Batch results are not ordered. Position-based matching (first result = first request) is wrong. custom_id is the only reliable mechanism to match results to requests.
Design for Traceability
A good custom_id is self-contained and informative:
batch-20260327-003_doc-INV-4521
This encodes: batch date, batch number, document type, and document ID. When a failure occurs months later, the custom_id alone tells you what to investigate.
Selective Failure Recovery
When 60 of 1,000 requests fail, resubmit only the 60 failures — not the entire batch. Use custom_id to identify which requests failed, fix the root cause per error type, and create a recovery batch containing only the fixed requests.

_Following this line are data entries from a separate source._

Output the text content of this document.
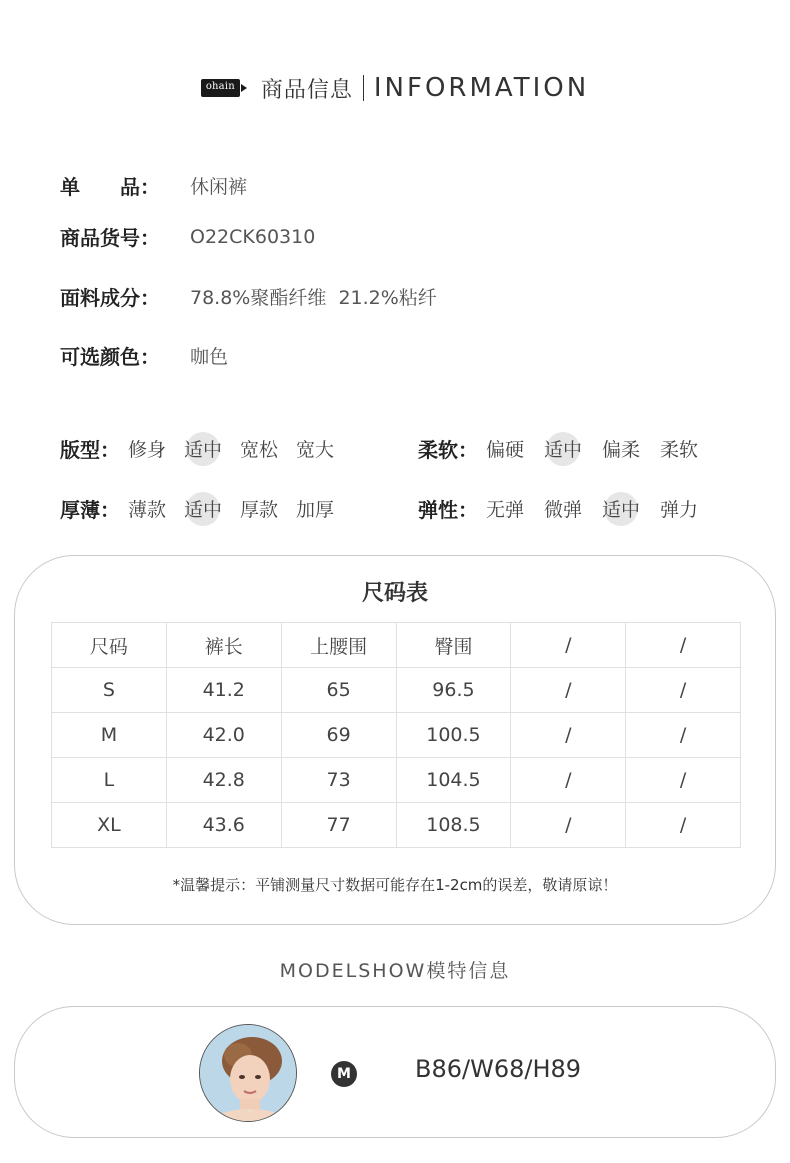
ohain 商品信息 INFORMATION
单　　品：	休闲裤
商品货号：	O22CK60310
面料成分：	78.8%聚酯纤维  21.2%粘纤
可选颜色：	咖色
版型： 修身 适中 宽松 宽大	柔软： 偏硬 适中 偏柔 柔软
厚薄： 薄款 适中 厚款 加厚	弹性： 无弹 微弹 适中 弹力
尺码表
尺码	裤长	上腰围	臀围	/	/
S	41.2	65	96.5	/	/
M	42.0	69	100.5	/	/
L	42.8	73	104.5	/	/
XL	43.6	77	108.5	/	/
*温馨提示：平铺测量尺寸数据可能存在1-2cm的误差，敬请原谅！
MODELSHOW模特信息
M	B86/W68/H89
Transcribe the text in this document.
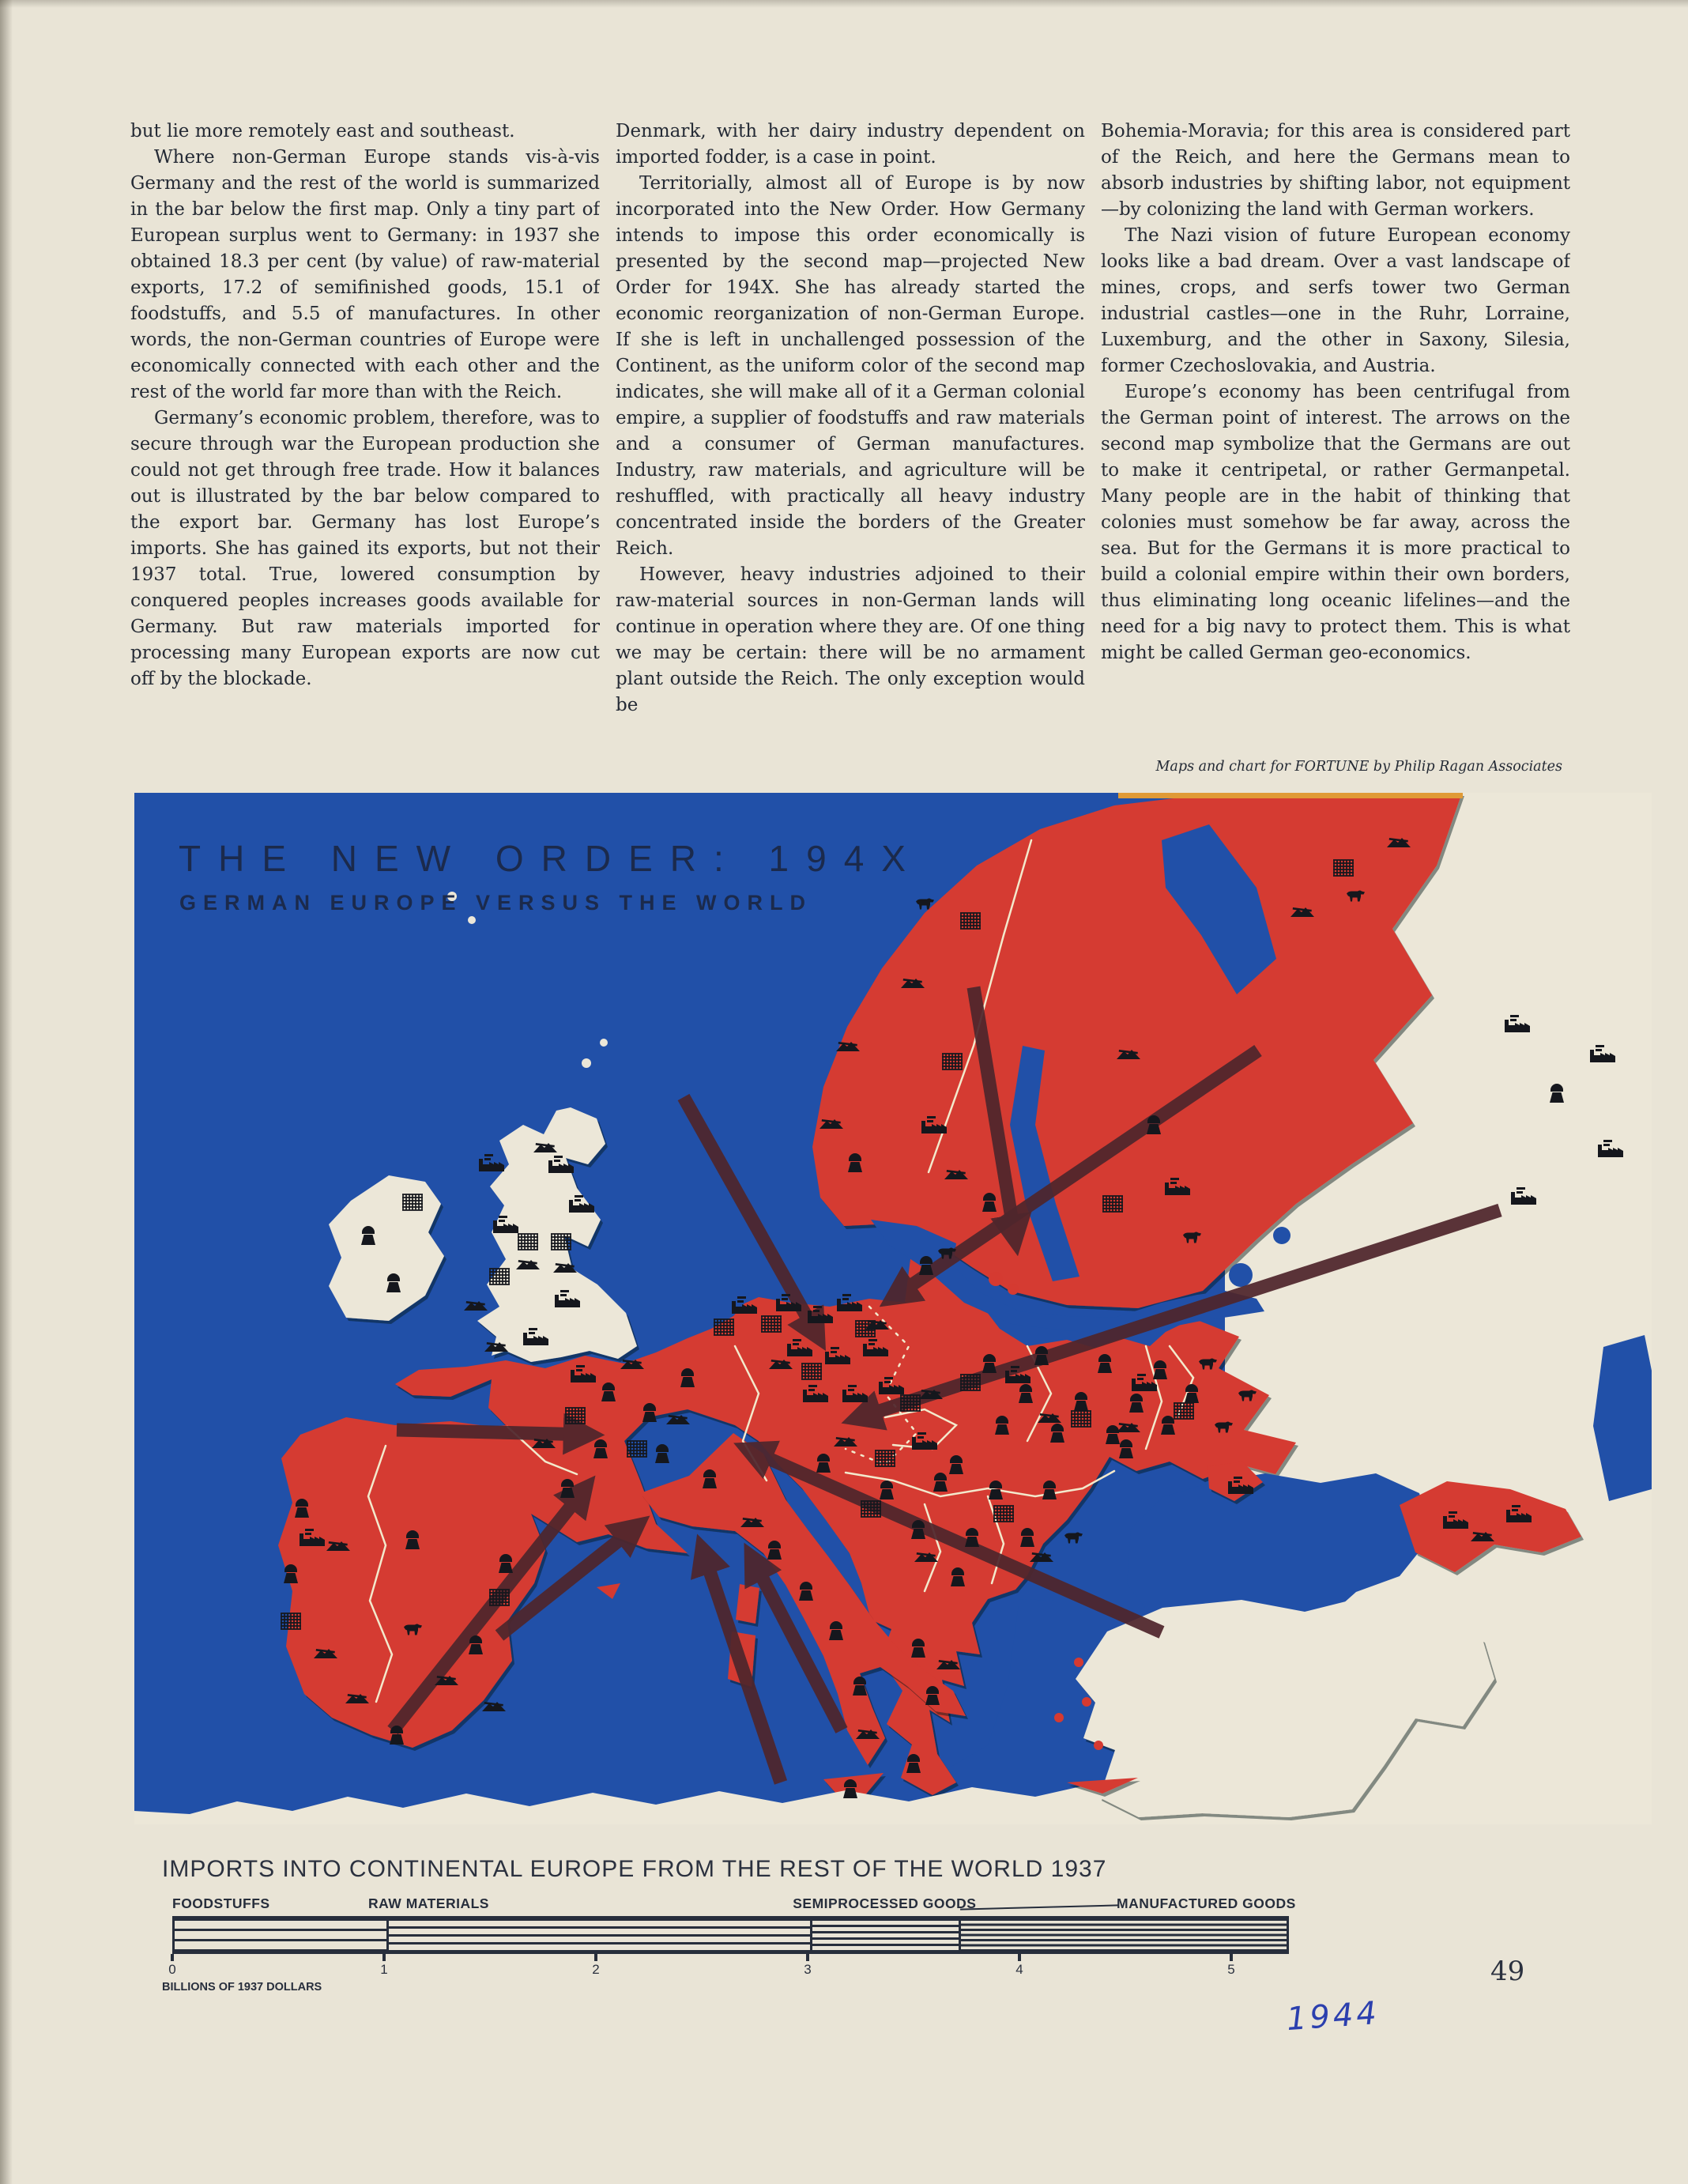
but lie more remotely east and southeast.

Where non-German Europe stands vis-à-vis Germany and the rest of the world is summarized in the bar below the first map. Only a tiny part of European surplus went to Germany: in 1937 she obtained 18.3 per cent (by value) of raw-material exports, 17.2 of semifinished goods, 15.1 of foodstuffs, and 5.5 of manufactures. In other words, the non-German countries of Europe were economically connected with each other and the rest of the world far more than with the Reich.

Germany’s economic problem, therefore, was to secure through war the European production she could not get through free trade. How it balances out is illustrated by the bar below compared to the export bar. Germany has lost Europe’s imports. She has gained its exports, but not their 1937 total. True, lowered consumption by conquered peoples increases goods available for Germany. But raw materials imported for processing many European exports are now cut off by the blockade.

Denmark, with her dairy industry dependent on imported fodder, is a case in point.

Territorially, almost all of Europe is by now incorporated into the New Order. How Germany intends to impose this order economically is presented by the second map—projected New Order for 194X. She has already started the economic reorganization of non-German Europe. If she is left in unchallenged possession of the Continent, as the uniform color of the second map indicates, she will make all of it a German colonial empire, a supplier of foodstuffs and raw materials and a consumer of German manufactures. Industry, raw materials, and agriculture will be reshuffled, with practically all heavy industry concentrated inside the borders of the Greater Reich.

However, heavy industries adjoined to their raw-material sources in non-German lands will continue in operation where they are. Of one thing we may be certain: there will be no armament plant outside the Reich. The only exception would be

Bohemia-Moravia; for this area is considered part of the Reich, and here the Germans mean to absorb industries by shifting labor, not equipment—by colonizing the land with German workers.

The Nazi vision of future European economy looks like a bad dream. Over a vast landscape of mines, crops, and serfs tower two German industrial castles—one in the Ruhr, Lorraine, Luxemburg, and the other in Saxony, Silesia, former Czechoslovakia, and Austria.

Europe’s economy has been centrifugal from the German point of interest. The arrows on the second map symbolize that the Germans are out to make it centripetal, or rather Germanpetal. Many people are in the habit of thinking that colonies must somehow be far away, across the sea. But for the Germans it is more practical to build a colonial empire within their own borders, thus eliminating long oceanic lifelines—and the need for a big navy to protect them. This is what might be called German geo-economics.

Maps and chart for FORTUNE by Philip Ragan Associates
THE NEW ORDER: 194X
GERMAN EUROPE VERSUS THE WORLD
IMPORTS INTO CONTINENTAL EUROPE FROM THE REST OF THE WORLD 1937
BILLIONS OF 1937 DOLLARS
FOODSTUFFS	RAW MATERIALS	SEMIPROCESSED GOODS	MANUFACTURED GOODS
0	1	2	3	4	5	49
1944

Resubmitting all 1,000 wastes 940 successful API calls worth of budget.
Batch Does Not Support Multi-Turn Tool Calling
Each batch request is a single message-response pair. The model may return tool_use content blocks, but those tool calls can never be executed within the batch — there is no mechanism to feed tool results back. Multi-turn agentic workflows must use the sync API.
A research pipeline saved 50% on 2/3 of its workload by batching single-turn extraction stages while keeping the multi-turn tool-calling orchestration on sync.
One-liner: Design custom_ids for self-contained traceability, use them for selective failure retry, and never assume result ordering — position-based matching will silently corrupt your data.